The richness of our present life is dependent, often, upon the vividness and the excellence of our memories. It is not that we live in the past or that we obsess on the “good old days,” but the past gives significance to the present, as the present gives possibility for the future. When the pressures of the present squeeze out the memories, which preserve the past, those pressures diminish the value of the past, and often are judged to invalidate the decisions of the past. When a man forgets his wedding anniversary, his wife does not lament his neglect of a calendar date, she associates his forgetting with the low esteem in which he holds his relationship with her. And, though this lamentation may not be cognitive, it is nonetheless real and important.
Women often provide families with continuity between the past, present and future. They often treasure the important things in life, seemingly more than men, and are uniquely designed by God to serve in this function. Picture albums are more often the bailiwick of women than men. These repositories of images of the past provide concrete evidence of the realities, which have aided us in becoming what we now are. Women prepare and execute celebrations, which instill self-esteem and value in individuals, as they schedule and carry out birthday parties, baby showers, engagement parties and the other social events which, being far from trivial, are the fabric out of which a whole life is embroidered. When you reduce life to its essence, stocks and bonds, ledgers and balance sheets are not nearly as important as the seminal social events, which define who we are and what we hold dear.
Men need to learn from women. Fathers need to create memories for the family, and when the events contained in those memories are repeated often enough, those memories become traditions, whose observation provide anchors from the past, which bring stability and significance to life in the present and in the future. A word of advice to you fathers, “If your children can’t name three family traditions in just a moment of thought, you need to work on this aspect of your family life.”

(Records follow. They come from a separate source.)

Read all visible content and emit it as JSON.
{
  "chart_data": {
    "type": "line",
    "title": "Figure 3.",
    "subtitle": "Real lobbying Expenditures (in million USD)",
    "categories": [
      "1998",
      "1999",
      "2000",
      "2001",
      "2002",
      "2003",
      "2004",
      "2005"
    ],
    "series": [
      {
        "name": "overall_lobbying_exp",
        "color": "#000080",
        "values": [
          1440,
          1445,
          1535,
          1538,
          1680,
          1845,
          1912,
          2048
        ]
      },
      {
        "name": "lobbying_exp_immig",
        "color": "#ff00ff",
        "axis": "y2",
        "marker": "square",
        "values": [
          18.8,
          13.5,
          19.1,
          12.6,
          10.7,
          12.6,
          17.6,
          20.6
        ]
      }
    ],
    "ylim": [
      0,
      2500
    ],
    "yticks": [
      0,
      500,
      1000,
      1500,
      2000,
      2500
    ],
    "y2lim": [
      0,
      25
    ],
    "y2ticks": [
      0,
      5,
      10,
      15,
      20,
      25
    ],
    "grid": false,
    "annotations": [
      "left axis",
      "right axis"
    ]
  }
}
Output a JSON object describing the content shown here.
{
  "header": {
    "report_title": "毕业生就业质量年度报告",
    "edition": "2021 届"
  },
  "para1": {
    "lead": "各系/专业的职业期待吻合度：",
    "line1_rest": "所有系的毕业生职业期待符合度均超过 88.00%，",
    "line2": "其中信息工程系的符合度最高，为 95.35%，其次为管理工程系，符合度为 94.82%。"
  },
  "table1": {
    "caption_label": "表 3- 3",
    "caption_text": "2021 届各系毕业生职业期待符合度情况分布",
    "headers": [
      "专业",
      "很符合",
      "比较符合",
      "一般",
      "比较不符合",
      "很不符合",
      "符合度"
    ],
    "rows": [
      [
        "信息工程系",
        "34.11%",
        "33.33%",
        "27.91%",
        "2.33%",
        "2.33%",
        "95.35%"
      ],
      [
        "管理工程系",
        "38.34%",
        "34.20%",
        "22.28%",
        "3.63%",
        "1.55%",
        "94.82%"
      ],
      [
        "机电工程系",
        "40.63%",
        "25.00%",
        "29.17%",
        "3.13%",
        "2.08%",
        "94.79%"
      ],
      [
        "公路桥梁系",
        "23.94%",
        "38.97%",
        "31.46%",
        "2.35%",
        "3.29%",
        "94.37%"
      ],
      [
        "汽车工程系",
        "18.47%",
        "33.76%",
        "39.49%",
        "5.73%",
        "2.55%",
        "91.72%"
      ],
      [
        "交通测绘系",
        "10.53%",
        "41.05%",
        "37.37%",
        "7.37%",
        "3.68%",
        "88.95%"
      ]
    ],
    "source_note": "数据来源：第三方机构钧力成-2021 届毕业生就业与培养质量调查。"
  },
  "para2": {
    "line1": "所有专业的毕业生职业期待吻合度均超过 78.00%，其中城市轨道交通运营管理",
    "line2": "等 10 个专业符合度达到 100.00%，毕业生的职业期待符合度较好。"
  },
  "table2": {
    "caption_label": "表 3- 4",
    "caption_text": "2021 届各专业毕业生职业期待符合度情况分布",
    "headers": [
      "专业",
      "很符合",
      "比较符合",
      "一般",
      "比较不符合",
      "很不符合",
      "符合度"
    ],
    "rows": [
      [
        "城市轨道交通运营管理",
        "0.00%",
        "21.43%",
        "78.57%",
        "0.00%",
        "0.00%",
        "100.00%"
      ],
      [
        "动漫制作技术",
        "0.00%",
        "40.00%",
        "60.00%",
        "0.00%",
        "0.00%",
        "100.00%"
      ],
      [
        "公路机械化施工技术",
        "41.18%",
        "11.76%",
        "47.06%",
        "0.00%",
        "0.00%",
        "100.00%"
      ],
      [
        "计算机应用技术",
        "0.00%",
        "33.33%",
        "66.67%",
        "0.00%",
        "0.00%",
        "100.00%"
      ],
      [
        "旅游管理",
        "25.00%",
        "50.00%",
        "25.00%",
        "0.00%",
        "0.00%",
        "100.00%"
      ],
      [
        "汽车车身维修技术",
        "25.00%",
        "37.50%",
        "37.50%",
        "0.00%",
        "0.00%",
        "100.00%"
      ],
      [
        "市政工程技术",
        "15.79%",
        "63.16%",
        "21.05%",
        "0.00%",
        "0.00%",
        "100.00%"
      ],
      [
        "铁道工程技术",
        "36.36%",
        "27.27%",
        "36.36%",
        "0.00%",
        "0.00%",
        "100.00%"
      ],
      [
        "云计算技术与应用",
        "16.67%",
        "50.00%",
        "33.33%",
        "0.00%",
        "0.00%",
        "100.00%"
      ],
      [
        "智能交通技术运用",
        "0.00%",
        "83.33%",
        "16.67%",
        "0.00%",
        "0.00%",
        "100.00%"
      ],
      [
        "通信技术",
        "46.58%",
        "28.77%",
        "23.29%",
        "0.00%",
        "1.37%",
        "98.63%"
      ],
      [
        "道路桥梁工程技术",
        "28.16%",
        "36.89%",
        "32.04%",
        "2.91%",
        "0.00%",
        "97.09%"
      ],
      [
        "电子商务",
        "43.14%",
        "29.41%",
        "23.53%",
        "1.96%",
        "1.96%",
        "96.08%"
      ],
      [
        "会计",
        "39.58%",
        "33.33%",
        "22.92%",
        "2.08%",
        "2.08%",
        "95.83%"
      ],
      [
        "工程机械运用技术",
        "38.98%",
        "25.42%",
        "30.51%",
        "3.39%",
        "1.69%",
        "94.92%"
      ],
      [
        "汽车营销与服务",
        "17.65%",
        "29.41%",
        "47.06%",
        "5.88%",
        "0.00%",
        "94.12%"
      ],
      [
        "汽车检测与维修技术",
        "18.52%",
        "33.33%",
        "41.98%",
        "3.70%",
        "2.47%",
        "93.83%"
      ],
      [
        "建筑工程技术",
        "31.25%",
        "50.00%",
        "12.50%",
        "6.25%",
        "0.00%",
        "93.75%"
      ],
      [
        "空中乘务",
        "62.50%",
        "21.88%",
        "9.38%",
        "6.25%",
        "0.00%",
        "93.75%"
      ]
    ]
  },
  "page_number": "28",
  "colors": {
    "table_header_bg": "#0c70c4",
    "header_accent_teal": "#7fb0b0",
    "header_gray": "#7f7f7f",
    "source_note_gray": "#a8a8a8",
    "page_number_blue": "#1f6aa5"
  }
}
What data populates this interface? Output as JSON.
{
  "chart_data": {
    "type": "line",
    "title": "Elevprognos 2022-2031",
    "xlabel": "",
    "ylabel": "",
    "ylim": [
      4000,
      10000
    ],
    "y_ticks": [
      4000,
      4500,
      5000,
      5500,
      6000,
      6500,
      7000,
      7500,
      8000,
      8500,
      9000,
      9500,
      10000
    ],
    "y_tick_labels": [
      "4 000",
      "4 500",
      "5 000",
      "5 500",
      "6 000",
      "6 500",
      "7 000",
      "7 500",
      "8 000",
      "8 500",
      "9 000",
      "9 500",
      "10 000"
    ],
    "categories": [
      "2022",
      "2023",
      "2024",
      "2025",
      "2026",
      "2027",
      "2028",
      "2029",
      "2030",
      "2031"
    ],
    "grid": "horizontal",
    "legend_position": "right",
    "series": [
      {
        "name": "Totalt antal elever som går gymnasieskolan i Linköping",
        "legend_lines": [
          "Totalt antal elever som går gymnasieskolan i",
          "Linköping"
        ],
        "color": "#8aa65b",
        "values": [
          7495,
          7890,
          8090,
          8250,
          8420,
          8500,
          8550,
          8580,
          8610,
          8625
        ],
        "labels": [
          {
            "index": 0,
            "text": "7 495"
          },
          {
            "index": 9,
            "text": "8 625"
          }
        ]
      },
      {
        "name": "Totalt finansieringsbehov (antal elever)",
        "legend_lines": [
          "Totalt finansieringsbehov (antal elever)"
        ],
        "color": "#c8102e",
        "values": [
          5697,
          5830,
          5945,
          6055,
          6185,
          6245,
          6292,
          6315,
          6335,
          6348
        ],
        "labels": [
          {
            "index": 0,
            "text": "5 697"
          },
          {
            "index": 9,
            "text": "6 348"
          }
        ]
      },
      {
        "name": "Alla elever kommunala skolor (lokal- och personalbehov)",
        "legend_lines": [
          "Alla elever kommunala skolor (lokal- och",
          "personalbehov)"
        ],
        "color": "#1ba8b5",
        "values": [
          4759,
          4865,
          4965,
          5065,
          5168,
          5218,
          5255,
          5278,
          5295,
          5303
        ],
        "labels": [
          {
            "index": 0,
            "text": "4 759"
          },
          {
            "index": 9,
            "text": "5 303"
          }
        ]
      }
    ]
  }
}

In Fiddler on the Roof, the wonderful Broadway musical, which became a great movie, Tevia, the patriarch of his wife and five daughters, examined the issue of traditions. His traditions were religious and had been passed down for centuries, but his observations tell us of the importance of traditions. Commenting that life is as tenuous as a “fiddler playing on a high-pitched roof,” Tevia asks the question, “How do we stay up there, without breaking our neck?” The answer, “TRADITION!” After relating a number of traditions, Tevia asked a question, which he intended to answer, “Why do we have these traditions?” Quickly, he answered, “Because they teach us who we are and what God expects of us!”
Gentiles have never quite discovered the power and the value of traditions, but women intuitively have known this seemingly from the beginning of time. Whether your traditions are ancient religious ones or a tradition which you started last year, they provide opportunities to invest life and individuals with value and virtue. Special occasions such as wedding anniversaries and birthdays are logical and important occasions on which to make affirmative statements about the value of relationships.
With unbridled delight, with unmeasured joy and with absolute truthfulness, I declare that my life is richer, more meaningful and more significant because of the words I said on August 7, 1965, when at 11:14 AM in First Baptist Church, Baton Rouge, Louisiana, I said, “I do.” And as I have counseled my children and others when I said, “I do,” I did, and I will.